Sur les coteaux, il va falloir reconstituer les sols ravinés en apportant des quantités importantes de terre. Autant de travaux qui réclameront du temps et, là encore, de l'argent. ' Selon l'ampleur des dégâts, la remise en état des parcelles va coûter de 300 à 12 000 euros/ha ', estime Cédric Lecareux.

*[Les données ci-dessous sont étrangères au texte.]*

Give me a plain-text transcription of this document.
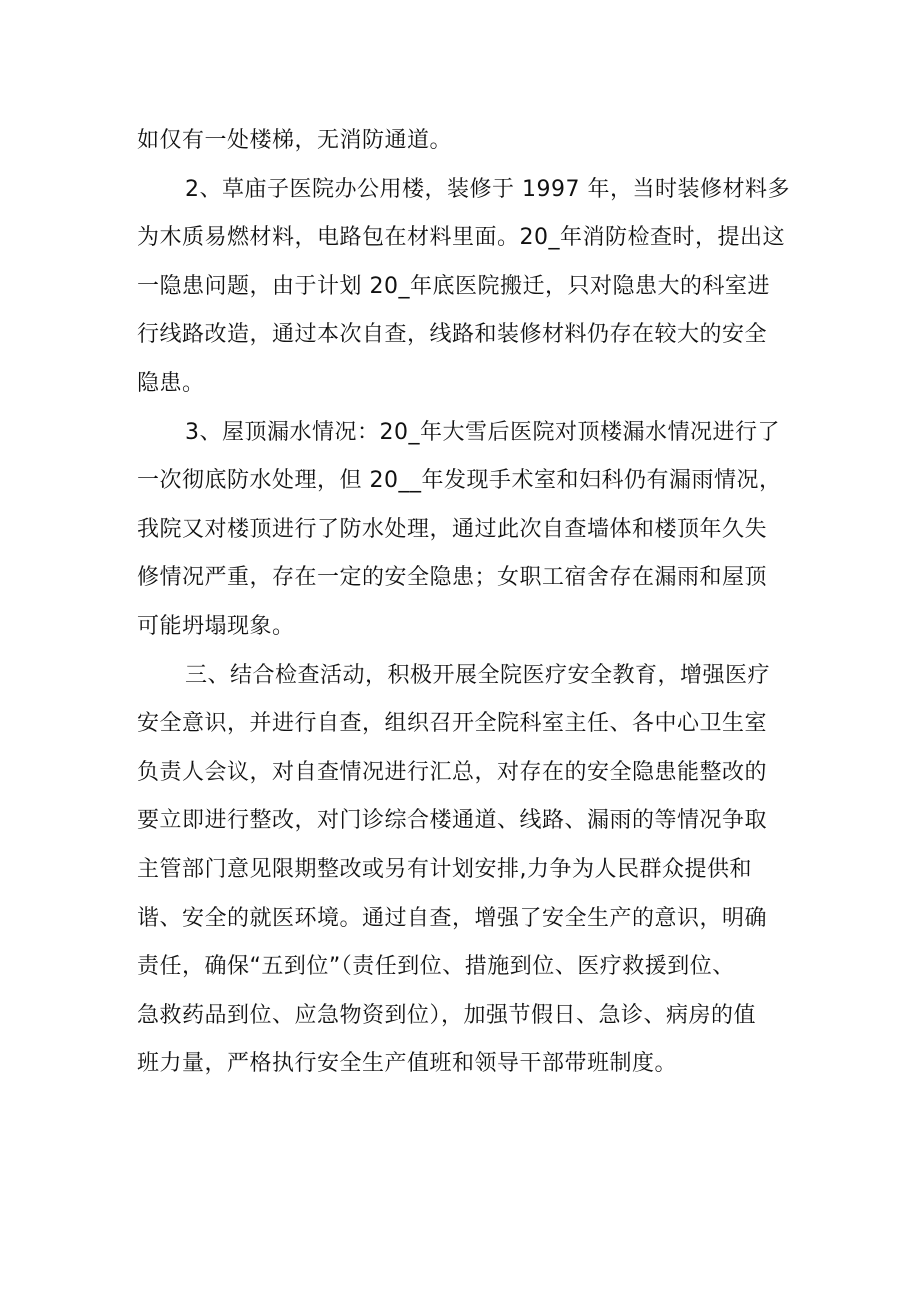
如仅有一处楼梯，无消防通道。
2、草庙子医院办公用楼，装修于 1997 年，当时装修材料多
为木质易燃材料，电路包在材料里面。20_年消防检查时，提出这
一隐患问题，由于计划 20_年底医院搬迁，只对隐患大的科室进
行线路改造，通过本次自查，线路和装修材料仍存在较大的安全
隐患。
3、屋顶漏水情况：20_年大雪后医院对顶楼漏水情况进行了
一次彻底防水处理，但 20__年发现手术室和妇科仍有漏雨情况，
我院又对楼顶进行了防水处理，通过此次自查墙体和楼顶年久失
修情况严重，存在一定的安全隐患；女职工宿舍存在漏雨和屋顶
可能坍塌现象。
三、结合检查活动，积极开展全院医疗安全教育，增强医疗
安全意识，并进行自查，组织召开全院科室主任、各中心卫生室
负责人会议，对自查情况进行汇总，对存在的安全隐患能整改的
要立即进行整改，对门诊综合楼通道、线路、漏雨的等情况争取
主管部门意见限期整改或另有计划安排,力争为人民群众提供和
谐、安全的就医环境。通过自查，增强了安全生产的意识，明确
责任，确保“五到位”（责任到位、措施到位、医疗救援到位、
急救药品到位、应急物资到位），加强节假日、急诊、病房的值
班力量，严格执行安全生产值班和领导干部带班制度。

Pour débloquer les indemnisations, cette catastrophe doit d'abord être reconnue au titre des calamités agricoles. La DDA devait le demander à la commission nationale du 8 février. Les Audois comptaient sur une décision positive. ' La seule chose que nous ne maîtrisons pas, c'est le montant et le délai de versement des indemnités ', précise Claude Balmelle, du service d'économie agricole à la DDA.
Les techniciens de la chambre d'agriculture ont évalué les dégâts sur une échelle de 1 à 5, établie par la DDA. Ces données serviront de base de calcul pour les indemnisations. Le degré le plus élevé concerne les zones totalement détruites, essentiellement des bordures de rivière. Il y avait là des parcelles replantées à la suite des inondations de 1999. Elles ont donc été emportées pour la seconde fois. Ce problème préoccupe tous les acteurs de la filière, en particulier José Emmanuel Lacuesta, président des JA de l'Aude : ' Il faudrait que ces zones soient abandonnées. Nous allons lancer rapidement une réflexion avec les viticulteurs, la chambre d'agriculture, la DDA et la Safer afin d'envisager leur délocalisation sans léser les exploitants . '
Concrètement, les viticulteurs sinistrés pourraient utiliser leur indemnisation, plus d'autres aides à définir, pour acquérir du foncier. Toutefois, ils s'engageraient à entretenir les parcelles abandonnées. Une indemnité annuelle pourrait leur être versée pour cela. Mais ces terres sont très fertiles. Elles sont réservées aux VDT et VDP. Certains craignent de ne pas retrouver la même rentabilité en s'installant sur des sols moins riches.
Philippe Estrade s'interroge sur le devenir du projet. ' L'idée n'est pas nouvelle. Elle avait déjà été lancée après le choc émotionnel créé par les inondations de 1999. Finalement, rien n'a été fait. ' Sur le terrain, ce scepticisme se confirme. Certains vignerons sont persuadés que le projet n'aboutira pas. Ils ont refusé le classement de leurs parcelles en degré 5, niveau qui exclut la possibilité de replanter.